Vicki Stark-Fitts pleaded guilty to participating in a pattern of racketeering activity that included conspiracy to distribute methamphetamine and murder today before U.S. Magistrate Judge Keith Giblin.
Kenny Don Stanley, 25, of Vidor, Texas, Tanner Lynn Bourque, a/k/a “Two Shoes,” a/k/a “Hitman,” 33, of Port Arthur, Texas, and Kristopher Leigh Guidry, a/k/a “Hollywood,” 28, each pleaded guilty to murder in aid of the racketeering activity earlier this summer.
The four were charged in a seven-count superseding indictment that was returned by a federal grand jury on Aug. 7, 2013. The indictment is the latest in a series of Eastern District prosecutions targeting members and associates of the SWS and the Aryan Brotherhood of Texas (ABT).
According to the indictment, the SWS is a race-based organization operating inside and outside of jails and prisons in Texas and elsewhere. SWS was founded during the 1990s by inmates within the Texas Department of Criminal Justice. SWS is also known as “Solid Wood Soldiers” and “Separate White State.” Although the founders established SWS for protection of white inmates and advancement of white supremacy and white separatism, SWS expanded its objectives to include illegal activities for profit, including trafficking methamphetamine and firearms.
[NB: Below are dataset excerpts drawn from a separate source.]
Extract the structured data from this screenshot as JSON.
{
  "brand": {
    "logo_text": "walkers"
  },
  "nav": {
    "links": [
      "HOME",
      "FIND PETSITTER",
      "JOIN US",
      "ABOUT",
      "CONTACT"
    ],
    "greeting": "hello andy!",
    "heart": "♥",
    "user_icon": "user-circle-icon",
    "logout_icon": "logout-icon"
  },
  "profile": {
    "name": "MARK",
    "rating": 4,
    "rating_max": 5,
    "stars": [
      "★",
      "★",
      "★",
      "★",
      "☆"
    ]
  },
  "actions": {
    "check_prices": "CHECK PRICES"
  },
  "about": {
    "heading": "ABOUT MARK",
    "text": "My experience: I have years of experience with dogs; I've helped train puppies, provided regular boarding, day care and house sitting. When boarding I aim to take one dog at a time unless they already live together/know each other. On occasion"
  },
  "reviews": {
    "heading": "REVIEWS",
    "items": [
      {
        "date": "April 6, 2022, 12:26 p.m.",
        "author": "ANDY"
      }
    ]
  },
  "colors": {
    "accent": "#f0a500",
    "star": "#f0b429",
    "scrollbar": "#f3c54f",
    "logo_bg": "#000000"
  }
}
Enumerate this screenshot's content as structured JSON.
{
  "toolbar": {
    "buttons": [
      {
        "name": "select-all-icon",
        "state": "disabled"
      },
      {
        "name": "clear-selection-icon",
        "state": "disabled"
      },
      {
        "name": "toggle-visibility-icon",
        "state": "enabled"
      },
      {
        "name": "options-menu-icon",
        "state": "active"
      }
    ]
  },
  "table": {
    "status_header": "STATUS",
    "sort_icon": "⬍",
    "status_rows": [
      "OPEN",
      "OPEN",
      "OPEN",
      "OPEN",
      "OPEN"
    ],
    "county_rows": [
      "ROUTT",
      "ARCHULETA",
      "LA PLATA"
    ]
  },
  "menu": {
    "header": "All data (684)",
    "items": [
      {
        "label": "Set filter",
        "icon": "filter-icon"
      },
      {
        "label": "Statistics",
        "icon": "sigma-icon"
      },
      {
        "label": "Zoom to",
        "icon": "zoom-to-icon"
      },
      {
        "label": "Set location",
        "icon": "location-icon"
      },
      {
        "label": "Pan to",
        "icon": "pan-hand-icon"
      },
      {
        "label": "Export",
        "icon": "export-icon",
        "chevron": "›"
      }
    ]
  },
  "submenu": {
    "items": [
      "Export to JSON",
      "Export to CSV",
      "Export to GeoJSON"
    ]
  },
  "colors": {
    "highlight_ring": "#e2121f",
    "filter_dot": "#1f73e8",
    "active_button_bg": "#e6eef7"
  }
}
SWS protects its power, territory, and profits through intimidation and violence, including assaults, robbery, and murder. From September 2010 to January 2011, Bourque, Guidry and other SWS members manufactured “shake and bake” methamphetamine for distribution in the Orange County area of Texas. In February 2011, Bourque, Guidry and other SWS members became closely associated with Stark-Fitts, who supplied them with crystal methamphetamine and firearms. Crystal methamphetamine is a purer form of methamphetamine that is imported from Mexico.
According to information presented in court, on Mar. 11, 2011, while SWS member James Lee Sedtal, a/k/a “Lil Bit,” was delivering methamphetamine in Orange County, Sedtal used one of Stark-Fitts’s guns to shoot and wound an ABT associate. ABT is a criminal gang operating in the Orange County area of Texas and elsewhere that wielded supremacy over SWS in Orange County. During the early morning hours of Mar. 14, 2011, Stanley shot and killed Sedtal at Stark-Fitts’s residence in Liberty County, Texas. Bourque had ordered Stanley to kill Sedtal to prevent ABT from retaliating against SWS for Sedtal’s shooting of the ABT associate. Later that morning, Bourque, Stark-Fitts, Guidry, and Stanley drove to a deserted logging trail in Hardin County where they disposed of Sedtal’s body. Sedtal’s body was recovered on March 23, 2011, after a man phoned 911 to report his discovery of human remains inside a burned car.
Stanley, Bourque, Guidry each pleaded guilty to violating 18 U.S.C. 1959(a)(1), murder in aid of racketeering. In connection with their pleas, Bourque, Guidry, and Stanley admitted that they sought to maintain and increase their position within SWS by murdering Sedtal. Bourque, Guidry, and Stanley face a punishment of life imprisonment. Stark-Fitts pleaded guilty to a violation of 18 U.S.C. 1962(c), RICO, and faces up to life imprisonment. The indictment charged all twelve defendants with conspiracy to distribute methamphetamine in violation of 21 U.S.C. § 846. If convicted of conspiracy to distribute methamphetamine as charged, the remaining defendants face a punishment range of 10 years to life imprisonment.
This case is being prosecuted as part of the Project Safe Neighborhoods Time Machine Initiative. Time Machine is aimed at reducing gun and gang violence, deterring illegal possession of guns, ammunition and body armor, and improving the safety of residents in the Eastern District of Texas. Participants in the initiative include community members and organizations as well as federal, state and local law enforcement agencies.